Exercise-induced alterations in intramyocellular lipids and insulin resistance: the athlete's paradox revisited

Abstract

We previously reported an "athlete's paradox" in which endurance-trained athletes, who possess a high oxidative capacity and enhanced insulin sensitivity, also have higher intramyocellular lipid (IMCL) content. The purpose of this study was to determine whether moderate exercise training would increase IMCL, oxidative capacity of muscle, and insulin sensitivity in previously sedentary overweight to obese, insulin-resistant, older subjects. Twenty-five older (66.4 +/- 0.8 yr) obese (BMI = 30.3 +/- 0.7 kg/m2) men (n = 9) and women (n = 16) completed a 16-wk moderate but progressive exercise training program.

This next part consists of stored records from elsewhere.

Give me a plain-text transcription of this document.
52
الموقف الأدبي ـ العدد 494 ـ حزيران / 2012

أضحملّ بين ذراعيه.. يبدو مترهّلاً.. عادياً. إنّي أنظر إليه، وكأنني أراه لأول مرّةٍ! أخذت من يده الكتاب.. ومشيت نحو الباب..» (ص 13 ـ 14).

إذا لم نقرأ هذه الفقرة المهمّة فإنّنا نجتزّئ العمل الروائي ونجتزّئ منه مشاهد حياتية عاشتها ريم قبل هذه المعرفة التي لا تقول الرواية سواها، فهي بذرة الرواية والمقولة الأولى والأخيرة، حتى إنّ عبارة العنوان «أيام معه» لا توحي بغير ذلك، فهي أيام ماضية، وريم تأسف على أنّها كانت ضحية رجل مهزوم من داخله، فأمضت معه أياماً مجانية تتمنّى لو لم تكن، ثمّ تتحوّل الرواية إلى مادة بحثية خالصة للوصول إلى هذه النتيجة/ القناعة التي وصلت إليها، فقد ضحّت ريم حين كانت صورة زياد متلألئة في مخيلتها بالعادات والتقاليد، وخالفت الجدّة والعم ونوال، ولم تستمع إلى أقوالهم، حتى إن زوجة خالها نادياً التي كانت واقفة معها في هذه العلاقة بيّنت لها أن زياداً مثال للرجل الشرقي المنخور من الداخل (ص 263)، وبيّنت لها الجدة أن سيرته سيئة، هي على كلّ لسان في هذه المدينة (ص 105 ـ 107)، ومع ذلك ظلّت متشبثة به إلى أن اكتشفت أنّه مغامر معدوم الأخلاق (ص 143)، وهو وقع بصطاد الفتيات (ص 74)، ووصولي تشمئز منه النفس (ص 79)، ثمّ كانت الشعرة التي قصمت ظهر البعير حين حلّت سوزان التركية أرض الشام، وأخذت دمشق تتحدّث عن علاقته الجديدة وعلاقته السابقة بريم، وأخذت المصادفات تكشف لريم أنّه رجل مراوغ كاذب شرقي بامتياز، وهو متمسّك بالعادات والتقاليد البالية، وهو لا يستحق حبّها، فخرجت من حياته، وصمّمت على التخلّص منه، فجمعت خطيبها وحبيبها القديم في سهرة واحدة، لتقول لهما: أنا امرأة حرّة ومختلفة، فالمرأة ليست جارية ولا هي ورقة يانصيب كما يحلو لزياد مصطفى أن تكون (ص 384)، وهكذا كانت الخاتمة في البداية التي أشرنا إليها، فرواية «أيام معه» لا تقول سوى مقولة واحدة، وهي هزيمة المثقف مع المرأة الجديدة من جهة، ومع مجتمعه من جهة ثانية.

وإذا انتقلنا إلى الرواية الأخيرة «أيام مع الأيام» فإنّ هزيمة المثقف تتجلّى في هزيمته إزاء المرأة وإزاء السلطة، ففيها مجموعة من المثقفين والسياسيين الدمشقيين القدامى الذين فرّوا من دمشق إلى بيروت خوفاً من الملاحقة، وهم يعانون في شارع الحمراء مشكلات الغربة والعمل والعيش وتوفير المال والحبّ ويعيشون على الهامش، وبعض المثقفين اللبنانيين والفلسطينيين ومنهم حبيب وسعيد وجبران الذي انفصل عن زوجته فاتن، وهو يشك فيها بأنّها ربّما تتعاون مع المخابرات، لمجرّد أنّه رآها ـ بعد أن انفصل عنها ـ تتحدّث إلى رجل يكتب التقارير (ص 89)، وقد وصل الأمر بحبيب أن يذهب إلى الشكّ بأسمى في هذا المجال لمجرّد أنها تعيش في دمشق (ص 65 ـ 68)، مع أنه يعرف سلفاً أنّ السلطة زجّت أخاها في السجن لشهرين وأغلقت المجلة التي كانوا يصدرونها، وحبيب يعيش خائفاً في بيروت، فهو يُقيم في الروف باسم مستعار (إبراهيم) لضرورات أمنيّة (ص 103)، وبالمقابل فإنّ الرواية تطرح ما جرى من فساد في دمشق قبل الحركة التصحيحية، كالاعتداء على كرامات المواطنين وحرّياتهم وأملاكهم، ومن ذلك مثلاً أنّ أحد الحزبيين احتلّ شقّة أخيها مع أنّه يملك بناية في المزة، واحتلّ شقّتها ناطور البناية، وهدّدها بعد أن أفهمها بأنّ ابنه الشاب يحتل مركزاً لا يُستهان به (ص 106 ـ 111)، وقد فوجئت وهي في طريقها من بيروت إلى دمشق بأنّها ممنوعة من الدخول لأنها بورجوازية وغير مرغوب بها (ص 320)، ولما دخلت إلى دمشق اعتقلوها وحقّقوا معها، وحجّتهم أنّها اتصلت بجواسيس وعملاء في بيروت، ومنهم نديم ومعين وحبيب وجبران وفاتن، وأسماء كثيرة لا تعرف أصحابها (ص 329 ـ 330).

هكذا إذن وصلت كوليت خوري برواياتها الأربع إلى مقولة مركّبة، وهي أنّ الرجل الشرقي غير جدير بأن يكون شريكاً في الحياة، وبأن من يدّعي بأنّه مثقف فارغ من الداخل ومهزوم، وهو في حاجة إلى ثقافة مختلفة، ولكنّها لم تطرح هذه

Body weight and fat mass modestly but significantly (P < 0.01) decreased. Insulin sensitivity, measured using the euglycemic hyperinsulinemic clamp, was increased (21%, P = 0.02), with modest improvements (7%, P = 0.04) in aerobic fitness (Vo2peak). Histochemical analyses of IMCL (Oil Red O staining), oxidative capacity [succinate dehydrogenase activity (SDH)], glycogen content, capillary density, and fiber type were performed on skeletal muscle biopsies. Exercise training increased IMCL by 21%. In contrast, diacylglycerol and ceramide, measured by mass spectroscopy, were decreased (n = 13; -29% and -24%, respectively, P < 0.05) with exercise training. SDH (19%), glycogen content (15%), capillary density (7%), and the percentage of type I slow oxidative fibers (from 50.8 to 55.7%), all P < or = 0.05, were increased after exercise. In summary, these results extend the athlete's paradox by demonstrating that chronic exercise in overweight to obese older adults improves insulin sensitivity in conjunction with favorable alterations in lipid partitioning and an enhanced oxidative capacity within muscle. Therefore, several key deleterious effects of aging and/or obesity on the metabolic profile of skeletal muscle can be reversed with only moderate increases in physical activity.

Figures

Fig. 1

Effect of exercise on insulin sensitivity. Insulin sensitivity was determined using a hyperinsulinemic euglycemic clamp prior to and subsequent to exercise training, as described in METHODS; n = 25. Glucose infusion rate (GIR) is expressed relative to fat-free mass (FFM). Statistical significance is indicated. Data are means ± SE. PRE, preintervention; POST, postintervention.

Fig. 2

Effects of exercise on substrate availability and capacity for oxidation. Histochemical analyses were performed on skeletal muscle biopsy samples obtained as described in METHODS; n = 25. A: intramyocellular lipid (IMCL) content was measured by Oil Red O staining. B: oxidative capacity was measured by succinate dehydrogenase (SDH) staining. C: glycogen content was measured by a Schiff’s reagent protocol. D: capillary density. E: percentage of type I slow oxidative fibers. Statistical significance is indicated. Data are means ± SE. AU, arbitrary units.

Fig. 3

Effects of exercise on diacylglycerol (DAG) and ceramide content. DAG (A) and ceramide (B) content were assessed from skeletal muscle biopsy samples as described in METHODS; n = 13. Statistical significance is indicated. Data are means ± SE.